Redford announced her resignation in March 2014 as Alberta Premier, and as a Member of the Legislative Assembly (MLA) in August of that year, a day before an Attorney General (AG) report on her spending practices was scheduled for release. The AG report found that she and her office had “used public resources inappropriately”; “used public assets (aircraft) for personal and partisan purposes” and that Redford “was involved in a plan to convert public space in a public building into personal living space.”
All of this, Kaieteur ventilated shortly after Government announced that it hired Redford in August 2020.
Redford was expected to review the work already done by the consultant hired by the David Granger administration on the project, Bayphase Oil & Gas Consultants. That company is a client of ExxonMobil and some of its sub-contractors, raising concerns about a potential conflict of interest.
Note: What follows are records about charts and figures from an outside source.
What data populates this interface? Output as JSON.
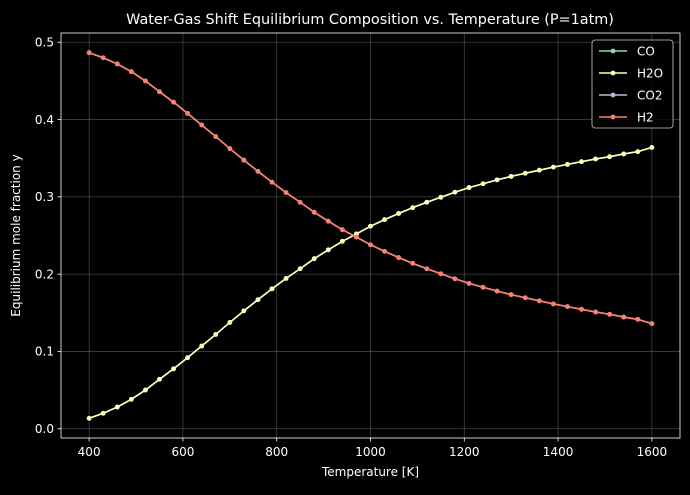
{
  "chart_data": {
    "type": "line",
    "title": "Water-Gas Shift Equilibrium Composition vs. Temperature (P=1atm)",
    "xlabel": "Temperature [K]",
    "ylabel": "Equilibrium mole fraction  y",
    "xlim": [
      340,
      1660
    ],
    "ylim": [
      -0.012,
      0.512
    ],
    "xticks": [
      400,
      600,
      800,
      1000,
      1200,
      1400,
      1600
    ],
    "yticks": [
      0.0,
      0.1,
      0.2,
      0.3,
      0.4,
      0.5
    ],
    "grid": true,
    "legend_position": "top-right",
    "x": [
      400,
      430,
      460,
      490,
      520,
      550,
      580,
      610,
      640,
      670,
      700,
      730,
      760,
      790,
      820,
      850,
      880,
      910,
      940,
      970,
      1000,
      1030,
      1060,
      1090,
      1120,
      1150,
      1180,
      1210,
      1240,
      1270,
      1300,
      1330,
      1360,
      1390,
      1420,
      1450,
      1480,
      1510,
      1540,
      1570,
      1600
    ],
    "series": [
      {
        "name": "CO",
        "color": "#8dd3c7",
        "values": [
          0.0135,
          0.02,
          0.028,
          0.038,
          0.05,
          0.064,
          0.0775,
          0.092,
          0.107,
          0.122,
          0.1375,
          0.1525,
          0.167,
          0.181,
          0.1945,
          0.207,
          0.22,
          0.2315,
          0.2425,
          0.252,
          0.262,
          0.2705,
          0.2785,
          0.286,
          0.293,
          0.2995,
          0.306,
          0.312,
          0.317,
          0.322,
          0.3265,
          0.3305,
          0.3345,
          0.3385,
          0.342,
          0.3455,
          0.349,
          0.352,
          0.3555,
          0.3585,
          0.364
        ]
      },
      {
        "name": "H2O",
        "color": "#ffffb3",
        "values": [
          0.0135,
          0.02,
          0.028,
          0.038,
          0.05,
          0.064,
          0.0775,
          0.092,
          0.107,
          0.122,
          0.1375,
          0.1525,
          0.167,
          0.181,
          0.1945,
          0.207,
          0.22,
          0.2315,
          0.2425,
          0.252,
          0.262,
          0.2705,
          0.2785,
          0.286,
          0.293,
          0.2995,
          0.306,
          0.312,
          0.317,
          0.322,
          0.3265,
          0.3305,
          0.3345,
          0.3385,
          0.342,
          0.3455,
          0.349,
          0.352,
          0.3555,
          0.3585,
          0.364
        ]
      },
      {
        "name": "CO2",
        "color": "#bebada",
        "values": [
          0.4865,
          0.48,
          0.472,
          0.462,
          0.45,
          0.436,
          0.4225,
          0.408,
          0.393,
          0.378,
          0.3625,
          0.3475,
          0.333,
          0.319,
          0.3055,
          0.293,
          0.28,
          0.2685,
          0.2575,
          0.248,
          0.238,
          0.2295,
          0.2215,
          0.214,
          0.207,
          0.2005,
          0.194,
          0.188,
          0.183,
          0.178,
          0.1735,
          0.1695,
          0.1655,
          0.1615,
          0.158,
          0.1545,
          0.151,
          0.148,
          0.1445,
          0.1415,
          0.136
        ]
      },
      {
        "name": "H2",
        "color": "#fb8072",
        "values": [
          0.4865,
          0.48,
          0.472,
          0.462,
          0.45,
          0.436,
          0.4225,
          0.408,
          0.393,
          0.378,
          0.3625,
          0.3475,
          0.333,
          0.319,
          0.3055,
          0.293,
          0.28,
          0.2685,
          0.2575,
          0.248,
          0.238,
          0.2295,
          0.2215,
          0.214,
          0.207,
          0.2005,
          0.194,
          0.188,
          0.183,
          0.178,
          0.1735,
          0.1695,
          0.1655,
          0.1615,
          0.158,
          0.1545,
          0.151,
          0.148,
          0.1445,
          0.1415,
          0.136
        ]
      }
    ]
  }
}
A month after the Government’s approval of the Payara project, reviewed by Redford, Kaieteur News discovered that she, like Bayphase, appears to have had a conflict of interest in the execution of her review.
According to publicly available data from Elections Alberta, an independent, non-partisan office of the Legislative Assembly there, Redford’s Progressive Conservative Association of Alberta (PCA) party received donations from an Exxon subsidiary called Imperial Oil over many years, while she was a member.
In the period during which the donations were received, Redford quickly moved up in the PCA, eventually becoming its leader and Premier of the Canadian province of Alberta. The donations to the party, since Redford became active in the party, up to the months after her departure from politics, amounted to nearly CAD$70,000.
Why make a promise, and later refuse to fulfill it? One can only speculate.